Bigelow Tea has been an American classic since 1945 and while we all know and love the company’s tasty tea, Bigelow has another gem to celebrate, the Bigelow owned Charleston Tea Plantation which is America’s largest working tea garden located on the historic Wadmalaw Island. This South Carolina destination has ideal climate for growing the Camellia Sinesis (tea!) plant. Bigelow purchased the plantation in 2003 and has created a literal tea oasis; besides producing American Classic Tea, the plantation is also a beautiful setting for weddings, educational tours, and even a variety of music festivals.
NPR shared what life is like on the Charleston Tea Plantation in an interview with America’s only fulltime tea taster, William Barclay Hall. Hall gives fascinating insight into growing tea the old-fashioned way:
- The Charleston Tea Plantation grows cuttings in a nursery for four years instead of planting seeds. These bushes are, unbelievably, descendants of the same plants that were first brought to region in the 1700s.
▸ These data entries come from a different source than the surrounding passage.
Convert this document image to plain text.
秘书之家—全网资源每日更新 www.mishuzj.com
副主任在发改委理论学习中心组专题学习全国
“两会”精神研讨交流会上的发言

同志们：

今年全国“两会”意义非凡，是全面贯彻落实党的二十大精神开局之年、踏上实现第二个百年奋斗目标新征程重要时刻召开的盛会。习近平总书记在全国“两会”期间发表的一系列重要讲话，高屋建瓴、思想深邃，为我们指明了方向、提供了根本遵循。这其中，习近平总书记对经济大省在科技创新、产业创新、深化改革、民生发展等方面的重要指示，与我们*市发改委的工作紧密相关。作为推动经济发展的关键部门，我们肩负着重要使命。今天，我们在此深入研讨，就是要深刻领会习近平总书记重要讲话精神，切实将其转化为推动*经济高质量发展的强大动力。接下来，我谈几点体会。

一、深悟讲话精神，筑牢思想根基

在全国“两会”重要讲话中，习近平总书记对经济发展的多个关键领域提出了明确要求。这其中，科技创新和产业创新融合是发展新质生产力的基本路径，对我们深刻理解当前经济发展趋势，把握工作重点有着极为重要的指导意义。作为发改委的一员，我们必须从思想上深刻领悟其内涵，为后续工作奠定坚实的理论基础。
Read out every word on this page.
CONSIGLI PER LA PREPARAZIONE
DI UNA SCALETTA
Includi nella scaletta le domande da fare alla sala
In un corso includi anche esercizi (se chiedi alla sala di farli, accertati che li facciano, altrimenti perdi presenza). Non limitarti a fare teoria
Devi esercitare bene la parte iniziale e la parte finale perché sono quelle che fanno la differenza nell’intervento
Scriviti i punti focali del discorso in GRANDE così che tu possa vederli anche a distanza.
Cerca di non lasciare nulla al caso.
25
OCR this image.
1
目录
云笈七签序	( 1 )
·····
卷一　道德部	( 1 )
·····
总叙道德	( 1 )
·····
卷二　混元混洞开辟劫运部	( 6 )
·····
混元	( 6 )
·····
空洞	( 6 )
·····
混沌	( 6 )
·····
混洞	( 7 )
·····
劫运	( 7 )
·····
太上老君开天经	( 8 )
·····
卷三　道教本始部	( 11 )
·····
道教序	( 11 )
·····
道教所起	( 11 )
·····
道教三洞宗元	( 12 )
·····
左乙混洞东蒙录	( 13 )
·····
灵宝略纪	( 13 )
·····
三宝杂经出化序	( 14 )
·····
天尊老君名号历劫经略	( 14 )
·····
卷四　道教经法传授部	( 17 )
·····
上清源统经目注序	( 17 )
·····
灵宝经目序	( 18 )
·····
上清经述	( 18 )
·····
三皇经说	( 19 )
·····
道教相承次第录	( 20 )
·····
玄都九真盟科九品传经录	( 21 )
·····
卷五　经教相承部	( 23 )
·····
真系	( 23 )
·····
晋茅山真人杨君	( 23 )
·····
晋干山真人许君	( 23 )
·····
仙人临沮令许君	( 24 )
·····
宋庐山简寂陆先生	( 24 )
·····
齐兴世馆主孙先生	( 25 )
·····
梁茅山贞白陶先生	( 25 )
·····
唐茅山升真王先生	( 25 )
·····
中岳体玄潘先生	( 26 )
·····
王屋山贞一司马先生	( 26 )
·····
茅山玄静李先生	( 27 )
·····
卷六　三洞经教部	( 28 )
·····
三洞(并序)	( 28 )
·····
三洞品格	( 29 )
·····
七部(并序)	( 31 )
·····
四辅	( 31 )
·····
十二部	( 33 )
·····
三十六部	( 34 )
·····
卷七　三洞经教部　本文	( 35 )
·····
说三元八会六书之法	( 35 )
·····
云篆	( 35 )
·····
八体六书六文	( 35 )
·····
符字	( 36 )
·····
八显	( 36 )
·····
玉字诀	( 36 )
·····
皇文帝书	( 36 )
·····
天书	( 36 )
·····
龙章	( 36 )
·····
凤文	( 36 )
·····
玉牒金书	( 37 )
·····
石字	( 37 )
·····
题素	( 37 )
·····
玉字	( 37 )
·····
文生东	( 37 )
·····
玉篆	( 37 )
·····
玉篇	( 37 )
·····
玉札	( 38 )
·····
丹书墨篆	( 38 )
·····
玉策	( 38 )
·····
- Talk about a taste for tea — Hall is a third generation tea taster (his father and grandfather held the roles before him) who was trained in London. During his training, he tasted as many as 800 teas a day, five days a week!
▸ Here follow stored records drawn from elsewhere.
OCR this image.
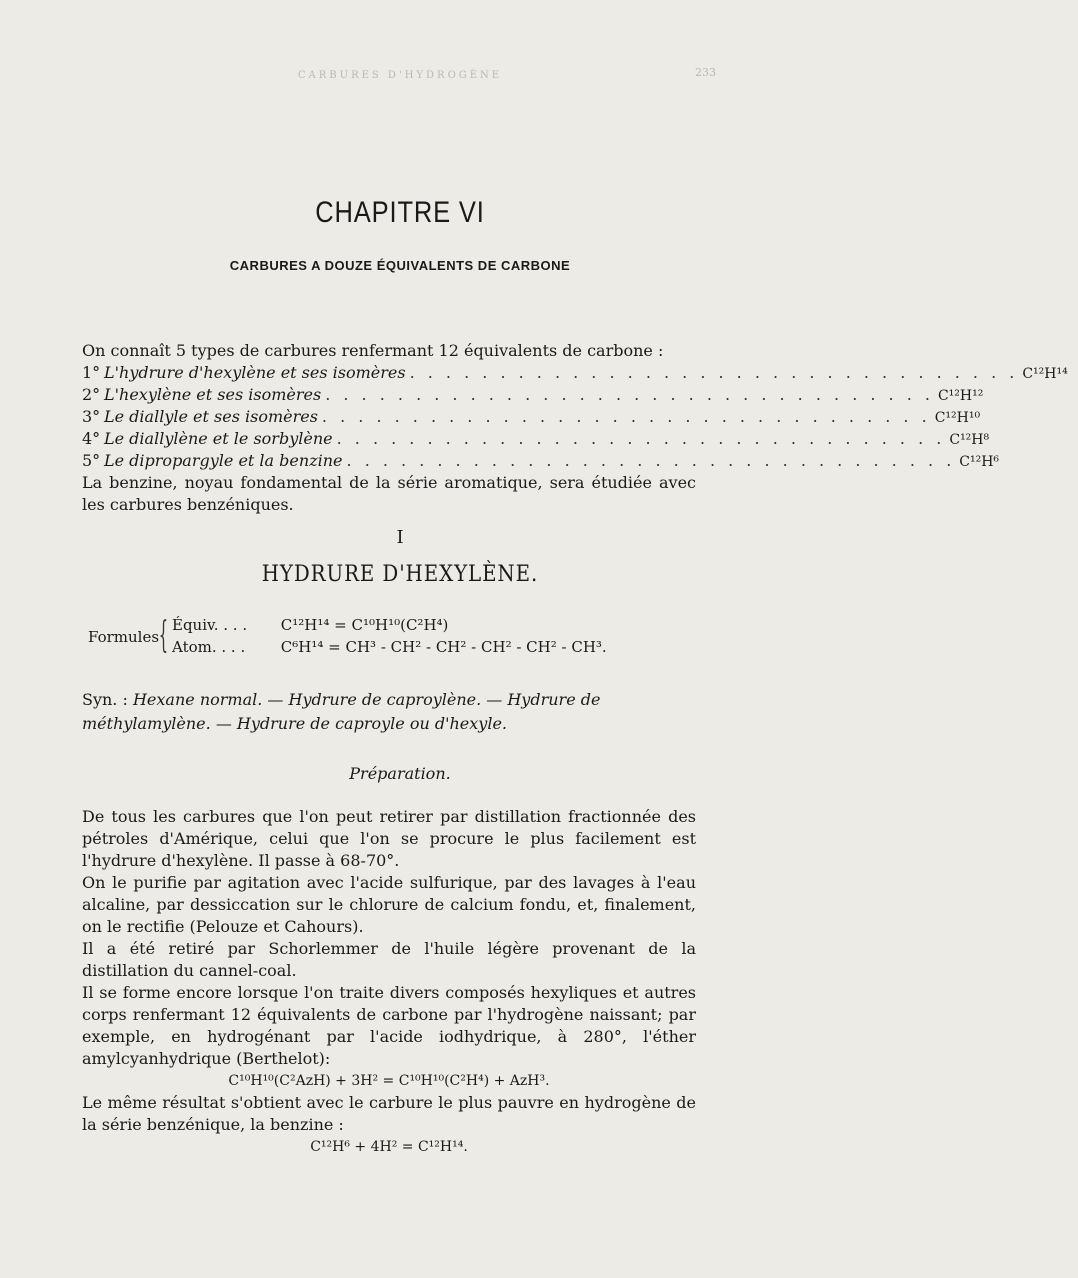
CARBURES D'HYDROGÈNE	233
CHAPITRE VI
CARBURES A DOUZE ÉQUIVALENTS DE CARBONE

On connaît 5 types de carbures renfermant 12 équivalents de carbone :

1° L'hydrure d'hexylène et ses isomères . . . . . . . . . . . . . . . . . . . . . . . . . . . . . . . . . . C¹²H¹⁴
2° L'hexylène et ses isomères . . . . . . . . . . . . . . . . . . . . . . . . . . . . . . . . . . C¹²H¹²
3° Le diallyle et ses isomères . . . . . . . . . . . . . . . . . . . . . . . . . . . . . . . . . . C¹²H¹⁰
4° Le diallylène et le sorbylène . . . . . . . . . . . . . . . . . . . . . . . . . . . . . . . . . . C¹²H⁸
5° Le dipropargyle et la benzine . . . . . . . . . . . . . . . . . . . . . . . . . . . . . . . . . . C¹²H⁶

La benzine, noyau fondamental de la série aromatique, sera étudiée avec les carbures benzéniques.

I
HYDRURE D'HEXYLÈNE.
Formules { Équiv. . . . C¹²H¹⁴ = C¹⁰H¹⁰(C²H⁴)
Atom. . . . C⁶H¹⁴ = CH³ - CH² - CH² - CH² - CH² - CH³.
Syn. : Hexane normal. — Hydrure de caproylène. — Hydrure de méthylamylène. — Hydrure de caproyle ou d'hexyle.
Préparation.

De tous les carbures que l'on peut retirer par distillation fractionnée des pétroles d'Amérique, celui que l'on se procure le plus facilement est l'hydrure d'hexylène. Il passe à 68-70°.

On le purifie par agitation avec l'acide sulfurique, par des lavages à l'eau alcaline, par dessiccation sur le chlorure de calcium fondu, et, finalement, on le rectifie (Pelouze et Cahours).

Il a été retiré par Schorlemmer de l'huile légère provenant de la distillation du cannel-coal.

Il se forme encore lorsque l'on traite divers composés hexyliques et autres corps renfermant 12 équivalents de carbone par l'hydrogène naissant; par exemple, en hydrogénant par l'acide iodhydrique, à 280°, l'éther amylcyanhydrique (Berthelot):

C¹⁰H¹⁰(C²AzH) + 3H² = C¹⁰H¹⁰(C²H⁴) + AzH³.

Le même résultat s'obtient avec le carbure le plus pauvre en hydrogène de la série benzénique, la benzine :

C¹²H⁶ + 4H² = C¹²H¹⁴.
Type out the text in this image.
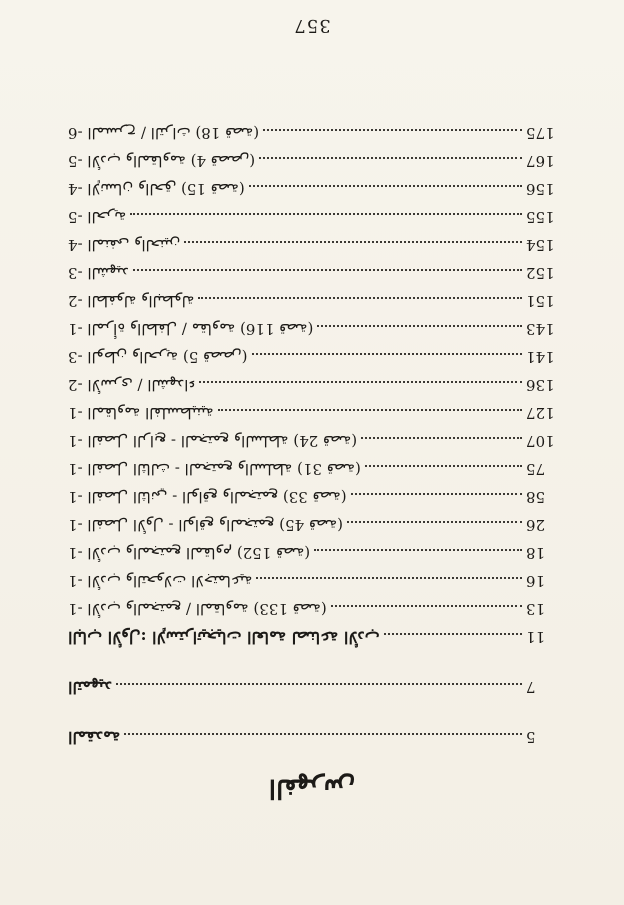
357
الفهرس
المقدمة	5
التمهيد	7
الباب الأول: الإستراتيجيات العامة لصناعة الأدب	11
1- الأدب والمجتمع / المقاومة (133 قصة)	13
1- الأدب والتحولات الاجتماعية	16
1- الأدب والمجتمع المقاوم (152 قصة)	18
1- الفصل الأول - الواقع والمجتمع (45 قصة)	26
1- الفصل الثاني - الواقع والمجتمع (33 قصة)	58
1- الفصل الثالث - المجتمع والسلطة (31 قصة)	75
1- الفصل الرابع - المجتمع والسلطة (24 قصة)	107
1- المقاومة الفلسطينية	127
2- الأسرى / الشهداء	136
3- الوطن والحرية (5 قصص)	141
1- المرأة والطفل / مقاومة (116 قصة)	143
2- الطفولة والبطولة	151
3- الشهيد	152
4- المنفى والحنين	154
5- الحرية	155
4- الإنسان والحق (15 قصة)	156
5- الأدب والمقاومة (4 قصص)	167
6- المسرح / التراث (18 قصة)	175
- Tea is one of the only commodities in the world bought and sold based on taste, according to Hall. Because tea is harvested on average every 15 days, the taste is always changing based on everything from the temperature, to the amount of rain, to the time of year.
- Pests stay away from tea! The caffeine and tannins in tea repel insects, so the Charleston Tea plantation doesn’t need to use any pesticide, herbicides or fungicides.
- Tea leaves are placed on “withering box” screens for 18 hours, and then macerated in a grinder. Hall then steeps, tastes and blends every single batch until he thinks it tastes absolutely right.
Now you know: a little piece of tea history continues on in the modern world, all thanks to Bigelow!